Il n’y a que les peuples de vendus qui font de la liberté une opportunité de braderie. Sous la plume acérée de Malaparte, les mots pour exprimer cette vente prennent une tournure insultante, transcendant toute évocation de pourparlers entre l’Italie et l’Amérique : «[…] le nom Italie puait dans ma bouche comme un morceau de viande pourrie» (p. 22). À côté de cette condamnation monochrome qui suffirait à fonder une définition ultime et précipitée de l’Italie, le personnage du colonel Jack Hamilton apporte une nuance. Il qualifie les Italiens de «bastard, dirty, wonderful people» (p. 22), comme si l’impureté identitaire, à son plus fort degré de contamination, devait se recouvrir d’une espèce de beauté paradoxale sur laquelle affleure la marque d’un déchaînement de forces quasiment insurmontables, étrangères à toute intelligence, ni plus ni moins que la nature historique d’un peuple ayant subitement pris les contours d’une nature incertaine, à la fois rangée et enragée.
L’humiliation du vaincu se mue ainsi en intensité formidable – sous les crânes de ces Napolitains couvent des tempêtes perceptibles et d’une beauté curieuse. En effet, ce n’est pas vraiment du Beau que l’adjectif «wonderful» désigne lorsqu’il se réfère aux Italiens, mais plutôt ce que Kant installerait dans la catégorie du sublime dynamique, un objet incalculable qui suscite d’abord la terreur et que notre raison ne peut s’aventurer à comprendre toute seule (4). En voyant ces Italiens à la fois magnifiques et abâtardis, nous sommes tétanisés, figés devant le contraste qui sépare la grandeur d’âme des vaincus de la bassesse énorme des perdants. On dirait là un mélange terrible, une concoction écœurante, un œil du cyclone où se préparent de nouveaux orages d’acier. Il y a par ailleurs une opposition presque incommensurable entre ces êtres bouillants (les Italiens) et la situation tiède de ceux qui les contemplent depuis leurs forteresses mentales (les libérateurs). Cet écart incompréhensible ne peut être réduit que par le réveil de la force morale, la seule à même de se mesurer à la force de la nature déchaînée et de ressentir l’humilité devant ce qui nous rend insignifiants. Par l’observation des ouragans qui se jouent dans les vies de ces Napolitains défaits mais qui se comportent comme de fiers Artaban, on ressent la qualité de notre âme, l’élan spirituel, la découverte en nous d’une faculté de résistance et de compréhension envers ce qui pourrait nous écraser à tout instant, envers ce qui nous dépasse de la tête et des épaules. Parce que le colonel Hamilton est en sécurité par rapport à ces Italiens sublimes, qu’il regarde comme on regarderait de notre maison un amoncellement de nuages noirs prêts à exploser, il peut reconnaître dans cette immense fureur de l’Italie en déconfiture la force de son âme d’Américain, tout comme il peut concomitamment se réclamer d’une pudeur fondamentale en saisissant la véhémence de cette Europe qui avance à l’instar d’un typhon dévastateur, qui veut rester debout malgré ses millions d’allongés. L’Europe est sublime, disloquée, fiévreuse, alors que l’Amérique n’est que rectiligne, stable et mathématiquement envahissante.

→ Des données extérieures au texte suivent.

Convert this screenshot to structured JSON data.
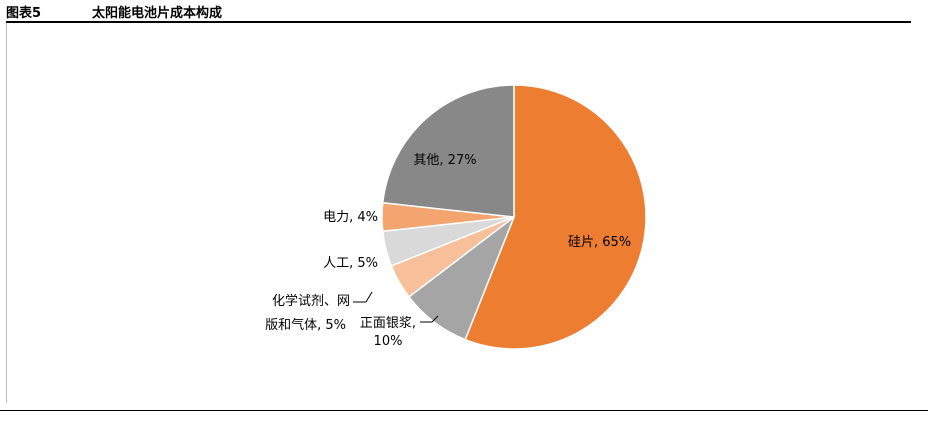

En apparaissant comme une entité quasi surnaturelle, Naples fait s’effondrer les fondations cartésiennes d’Hamilton (cf. pp. 53-8). Il se confronte à l’autre de l’Europe, à son versant qui n’a jamais vu le soleil, à son mystère, et voilà ce qu’on lui dit : «[…] Hitler aussi est un élément du mystère de l’Europe, […] Hitler aussi appartient à cette autre Europe, que la raison cartésienne ne peut pas pénétrer. Crois-tu donc pouvoir expliquer Hitler avec le seul secours de Descartes ?» (p. 58). Bien que le colonel Hamilton nie en bloc son incapacité à produire un raisonnement sur cette Europe décimée par les fascismes, la pudeur dont il a fait preuve en amont nous permet de poser que sa passion de Descartes n’est plus qu’une couverture, une sorte de boîte à outils qui ne peut que réparer une partie de la machine-Europe.
En outre, la conception cartésienne d’une nature continuellement créée par Dieu est incompatible avec les sentiments éprouvés de concert par Hamilton et Malaparte (5). Tous les deux, après avoir admiré le Vésuve éclairé par la lune, admettent l’absence de bonté dans la nature, ce qui revient à présumer un fort coefficient de méchanceté dans les éléments naturels (cf. p. 54). Ils font de cette nature une entité non chrétienne, le lieu de l’absence absolue de Dieu. On pourrait cependant alléguer que l’attitude d’Hamilton devant le Vésuve ne fait qu’accentuer l’idée que la nature spécifique de l’Europe serait mécréante et impure, tandis que la nature américaine serait encore préservée et sous le contrôle de Dieu. Si ce n’était pas le cas, comment est-ce que les Américains auraient pu venir libérer les Napolitains de leur prison idéologique ? Bien que cette hypothèse soit intéressante, elle nous apparaît insuffisante eu égard aux performances intellectuelles du colonel Hamilton. Il est présenté comme un penseur, un polyglotte et un adorateur de l’Europe, aussi doit-on se garder de lui prêter des jugements bâclés ou condescendants. En d’autres termes, le fait qu’il persiste à pouvoir expliquer Hitler par l’intermédiaire de Descartes n’est probablement que la parole d’un homme qui connaît la valeur du doute et la difficulté de conquérir la vérité.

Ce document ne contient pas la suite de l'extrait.